As the last three decades have shown, China is the largest beneficiary of reform and opening-up. However, no reform can be done once and for all. It must evolve. When incomplete past reforms become obstacles to socio-economic development, China needs to define and implement new reforms.
First, new reforms must target vested interests. From such statements as “reform is the biggest dividend for China” and “making empty talk is harmful to the nation while doing practical jobs can help it thrive” to General Secretary Xi Jinping re-taking Deng Xiaoping’s 1992 southern tour, the new administration has released signals for a new round of reform. What will be the thrust of the new reforms? There are many different voices, but ultimately the reform has to be on vested interests. Reform by its nature is the redistribution of interests and change of existing patterns.
Since Deng Xiaoping’s 1992 southern tour, reforms have taken place in tax-sharing, state-owned enterprises, housing, arable land protection and other areas. Many of them went halfway. With vested interests to protect, some beneficiaries of reform have hoped to maintain or expand the dual-track system where administrative powers extensively intervene in the market and economic operations.
A most salient problem appears in the housing sector. To really tackle the underlying contradiction of the housing market, the question of local government finance supported by land sales must be resolved and comprehensive public policies formulate. Such reforms will involve readjustment and redistribution of land, taxes, social security and other financial policies, a task hardly achievable without impacting well-established resources and interests. Likewise, breakthroughs have to be made in a few core fields.
Second, new reforms must be aimed at not only efficiency but also equity. In the past 30 years, we have witnessed the breaking of egalitarianism and the introduction of distribution according to work; then, emerging recognition of the efficiency/equity relationship and gradual establishment of “putting efficiency first with due consideration to equity”. As a profound systemic change, reform and opening-up has injected huge impetus to Chinese economic growth. It is fair to claim that driven by reform and opening-up China’s national economy has been made larger in the past decades, reflecting increased efficiency.
However, dividends of reform have not been rationally distributed among the people, leading to increased inequality. The original power establishment has been further strengthened, with power rent-seeking and resource monopoly being fixated into it. Those who monopolize privileges and resources quickly accumulate enormous wealth. Those who hold power use it to intervene in income distribution, resource allocation and various other socio-economic activities. In other words, power plays a huge role in wealth adjustment. In this situation, new reforms must break resource monopoly and power cycle, therefore making room for economic and social equity as well as providing equal opportunities.
Third, new reforms must restore due functions to the government and the market respectively. The report of the 18th National Congress of the Communist Party of China makes it clear that China will “stick to the path of new industrialization, informatization, urbanization and agricultural modernization with Chinese characteristics”. The key of “new four modernizations” is to follow market rules. As a matter of fact, the main theme of development in the past decades has been market-oriented reforms, which have helped to release a huge and vibrant space for sustained high growth. However, dualism has also become apparent in this process, with overregulation leading to sectoral monopoly and regulatory barriers on the one hand; under-regulation and regulatory inaction giving rise to disorderly competition on the other.

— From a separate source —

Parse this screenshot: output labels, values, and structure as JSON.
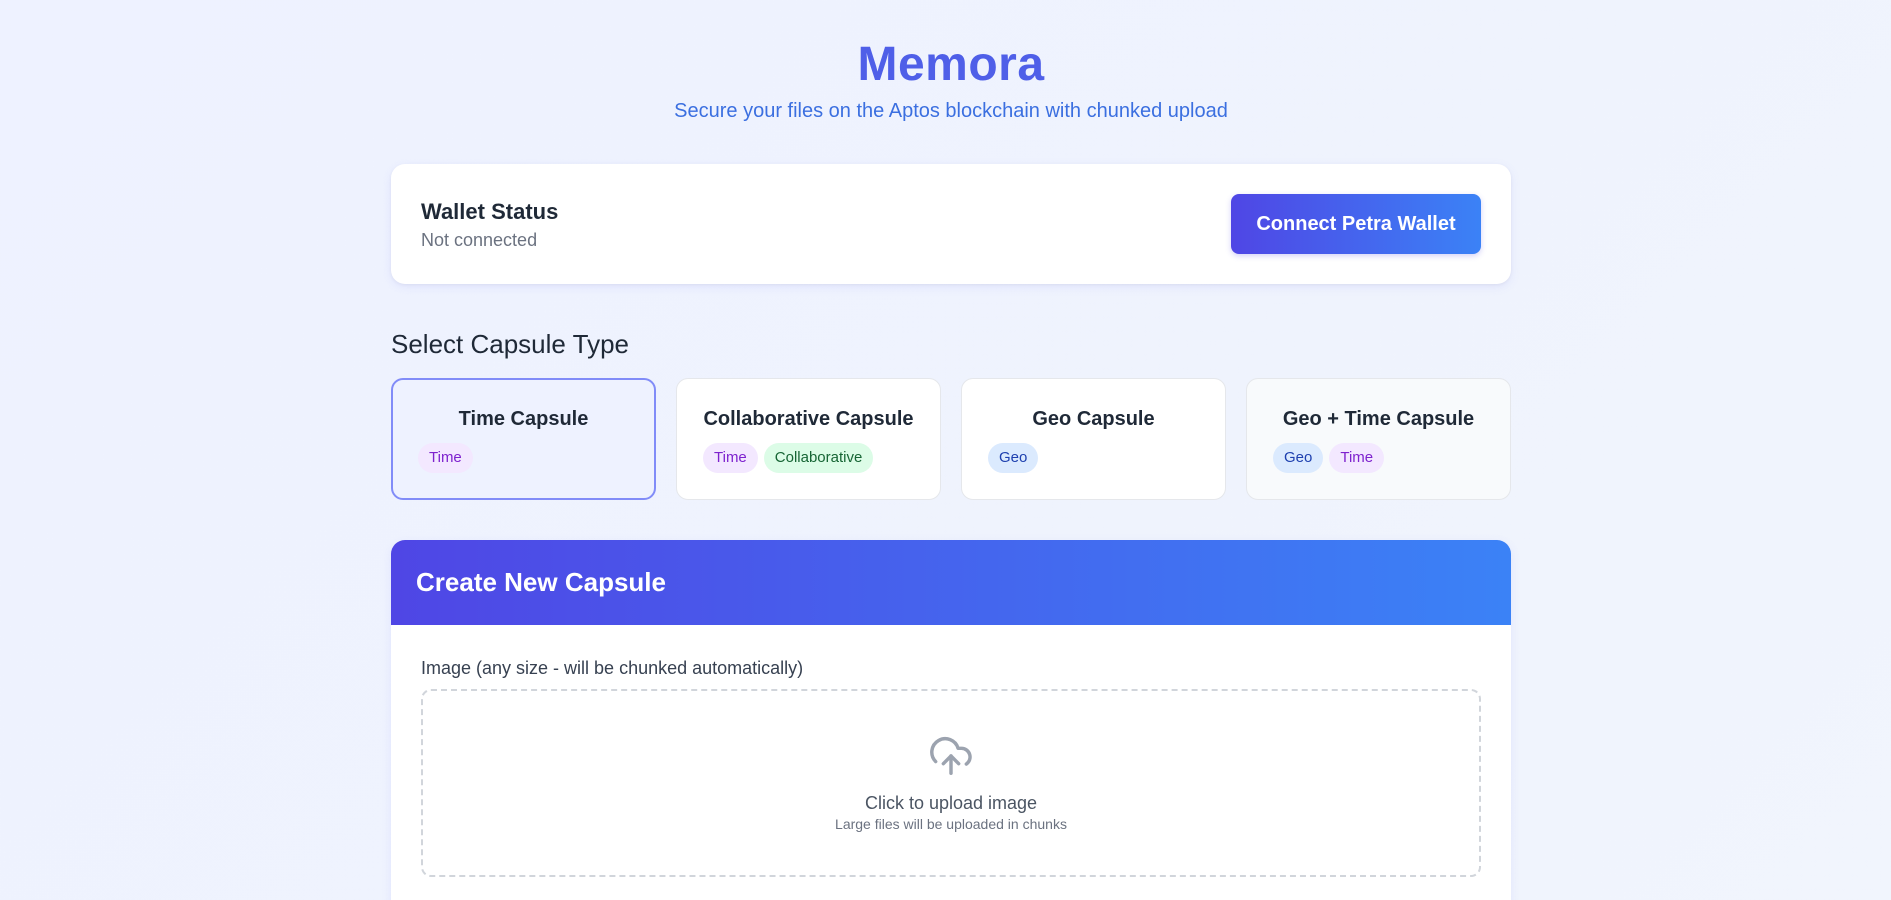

The dualistic feature of the market is closely linked to how the government positions itself. Prompt resource mobilization by the powerful government has been key to China’s growth miracle. However, the problem is the government must not become a substitute for the market by institutionalizing intervention in the economy and resource mobilization. Governments at different levels are now expanding their power, leading the market space to shrink. Direct intervention in and regulation of the micro economy and provision of stealth subsidies for the state-owned enterprises to a certain extent substitute and squeeze out the market, distorting resource allocation and market signals. On the other hand, the government is often absent in providing public goods (such as social security, health service, education and housing) and creating market order and rules (such as rule of law and social credit system). Like market failure, government failure adds negative externalities and frictions, decreasing the efficiency of economic operations.
In the final analysis, to promote economic restructuring, resources must be re-allocated to enhance efficiency, which can only be realized with the market playing its basic role in resource allocation. Therefore, what is most needed in China is not government bailout or relief but rather breaking of resource and power monopoly and deepening of market-oriented reforms over factor prices such as labor, resources and interest and exchange rates. And that will have to involve greater reform of the government itself and real cut of its power, one of the few system dividends China can really create.
Zhang Monan is Deputy Director of the Division of World Economy in the Economic Forecast Department at the State Information Centre.